– А ну, стой! – заголосила вдруг Глик. – Куда побежал? Сестра-а-а!

Это было последнее, что услышал ее несостоявшийся пациент, поскольку уже летел сломя голову по коридору психоневрологического диспансера, не дожидаясь, пока его скрутят сильные руки медсестры, спеленают в смирительную рубашку, завяжут прочный узел за спиной и уведут в изуверские казематы с мягкими войлочными стенами и намертво прикрученной к полу кроватью.

Наверное, здесь это было не редкое зрелище – мчащийся по коридору псих с дикими, вытаращенными от ужаса глазами и с немым воплем из перекошенного рта. Из зарешеченного окошка регистратуры беглеца провожали безразличные, немного затуманенные гляделки пожилой медсестры.


Глава 11


Марию Степановну Тщеслаеву, прославленного на весь город общественного деятеля и всеми уважаемого мецената странный звонок из аппарата администрации застал не в самый подходящий для телефонного разговора момент. Однако, несмотря на свою крайнюю занятость, она все же ответила на звонок, не глядя.

– Как-как вы сказали? Из аппарата? – переспросила Тщеслаева у витиевато выражающегося собеседника.

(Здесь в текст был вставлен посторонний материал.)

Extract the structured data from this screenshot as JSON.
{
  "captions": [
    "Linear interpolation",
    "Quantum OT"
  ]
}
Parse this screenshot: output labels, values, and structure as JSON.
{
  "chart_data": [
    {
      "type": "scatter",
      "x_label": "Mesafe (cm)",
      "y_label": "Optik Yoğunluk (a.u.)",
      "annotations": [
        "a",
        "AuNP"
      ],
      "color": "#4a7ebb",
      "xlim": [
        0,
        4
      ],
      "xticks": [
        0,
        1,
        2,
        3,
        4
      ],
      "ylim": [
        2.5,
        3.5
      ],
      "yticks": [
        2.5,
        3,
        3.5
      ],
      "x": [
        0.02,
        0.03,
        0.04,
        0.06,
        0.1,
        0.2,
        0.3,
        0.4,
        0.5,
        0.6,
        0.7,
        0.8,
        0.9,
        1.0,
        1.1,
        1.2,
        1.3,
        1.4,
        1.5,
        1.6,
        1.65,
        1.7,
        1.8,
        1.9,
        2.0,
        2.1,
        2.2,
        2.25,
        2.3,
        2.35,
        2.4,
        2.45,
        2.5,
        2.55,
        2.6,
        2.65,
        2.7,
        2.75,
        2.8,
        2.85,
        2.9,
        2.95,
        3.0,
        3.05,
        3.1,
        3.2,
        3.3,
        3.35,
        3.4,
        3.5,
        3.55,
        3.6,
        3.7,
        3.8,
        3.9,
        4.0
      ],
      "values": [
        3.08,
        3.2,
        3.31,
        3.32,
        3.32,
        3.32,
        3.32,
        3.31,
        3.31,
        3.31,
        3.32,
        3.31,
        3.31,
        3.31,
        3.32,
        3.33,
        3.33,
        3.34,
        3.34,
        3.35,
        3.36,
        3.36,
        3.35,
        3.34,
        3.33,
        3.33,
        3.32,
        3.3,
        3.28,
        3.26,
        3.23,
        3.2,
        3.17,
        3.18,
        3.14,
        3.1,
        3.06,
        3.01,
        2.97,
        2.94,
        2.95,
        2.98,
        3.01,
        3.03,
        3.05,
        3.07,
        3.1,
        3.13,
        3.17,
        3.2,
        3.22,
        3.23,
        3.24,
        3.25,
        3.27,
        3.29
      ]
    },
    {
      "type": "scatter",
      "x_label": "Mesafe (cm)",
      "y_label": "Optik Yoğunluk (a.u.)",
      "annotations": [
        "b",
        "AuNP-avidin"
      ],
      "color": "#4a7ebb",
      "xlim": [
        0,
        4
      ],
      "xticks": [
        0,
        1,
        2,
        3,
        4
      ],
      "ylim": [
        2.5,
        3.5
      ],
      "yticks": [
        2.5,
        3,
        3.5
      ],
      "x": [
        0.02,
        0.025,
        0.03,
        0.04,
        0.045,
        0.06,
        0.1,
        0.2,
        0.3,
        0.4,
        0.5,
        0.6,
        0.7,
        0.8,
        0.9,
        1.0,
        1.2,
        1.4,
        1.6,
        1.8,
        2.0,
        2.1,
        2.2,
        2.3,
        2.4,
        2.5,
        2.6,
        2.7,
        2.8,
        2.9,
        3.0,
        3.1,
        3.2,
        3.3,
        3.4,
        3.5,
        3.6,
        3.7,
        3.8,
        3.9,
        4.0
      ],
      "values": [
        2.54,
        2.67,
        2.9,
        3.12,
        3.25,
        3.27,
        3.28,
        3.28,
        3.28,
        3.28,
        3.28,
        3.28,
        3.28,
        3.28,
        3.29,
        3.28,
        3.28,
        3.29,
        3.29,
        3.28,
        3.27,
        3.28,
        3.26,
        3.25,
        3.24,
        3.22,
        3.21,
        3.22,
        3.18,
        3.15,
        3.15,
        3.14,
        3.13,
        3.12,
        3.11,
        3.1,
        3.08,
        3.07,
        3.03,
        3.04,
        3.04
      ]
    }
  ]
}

Довольно приятный голос Марии Степановны звучал немного сбивчиво, как будто она, запыхавшись от выполнения спортивных упражнений или какой-то физической работы, пытается наскоро восстановить дыхание. Чем конкретно занималась Тщеслаева в своих апартаментах днями и ночами напролет, никто из ее подчиненных не знал и даже не догадывался, так как она всегда запирала дверь на ключ. Вот и сейчас из-за плотно закрытой двери слышались лишь мерные поскрипывания да тяжелое дыхание – ее и мужское.

– Губернаторскую грамоту? – снова переспросила Тщеслаева сдавленным голосом, почти что простонала.

Скрип на минуту стих.

– Ну разумеется, хочу, – ответила Тщеслаева, а следом подбодрила кого-то сладким полушепотом: – Давай-давай, Жуаник, не останавливайся.

Скрип вернулся к прежнему ритму.

– И это все? – продолжала Тщеслаева телефонный разговор. – Конечно, не выдам. – И вам всего хорошего! – Было слышно, как она положила сотовый телефон на какую-то деревянную поверхность.

– О, Жуан! – простонала Тщеслаева уже в полный голос.

Через четверть часа размеренный, четкий скрип, все нарастая и нарастая, сменился серией коротких, агонизирующих скрипов, после чего сошел на угасающие, вялые поскрипывания… Конечно, всем хорошо известно, что подслушивать нехорошо. Но ох уж это человеческое любопытство! Как же невыносимо трудно… да что там кривить душой, просто невозможно заставить себя отлепить ухо от двери в такой щекотливый момент.

Так вот, звуки постепенно стихли, и за дверью отчетливо послышался мужской голос с характерным южным акцентом:

– Мэри, тайм-аут.

– Не-е-ет, еще ра-а-ано, – капризным голосом запротестовала Тщеслаева. – Мэри еще не наигра-а-алась.

Голоса стихли, и вместо них снова зазвучал усиленный скрип.

Через десять минут скрип стих, и мужчина строго произнес:

– Так, все, теперь в душ.

Послышался всплеск рук, как будто кто-то поймал кого-то в объятия, и Тщеслаева игриво просюсюкала:

– Не отпущу-у-у, игрокам назначено дополнительное вре-е-емя.

– Но я больше не могу! – воскликнул мужчина, теряя самообладание.

– Все ты можешь! – так же нервозно возразила Тщеслаева. – Надень кольцо!

Что-то поскрипело еще совсем недолго, но уже без былой страсти, как будто просто для вида, после чего мужчина произнес просительным голосом:

– Маш, ну правда, не могу больше. Пойдем в душ, а?

После этих слов скрип прекратился.

– Ну не капризничай, Жужа. Давай я сама, – не сдавалась Тщеслаева.

Послышалась какая-то возня, и затем мерный скрип возобновился с удвоенной силой.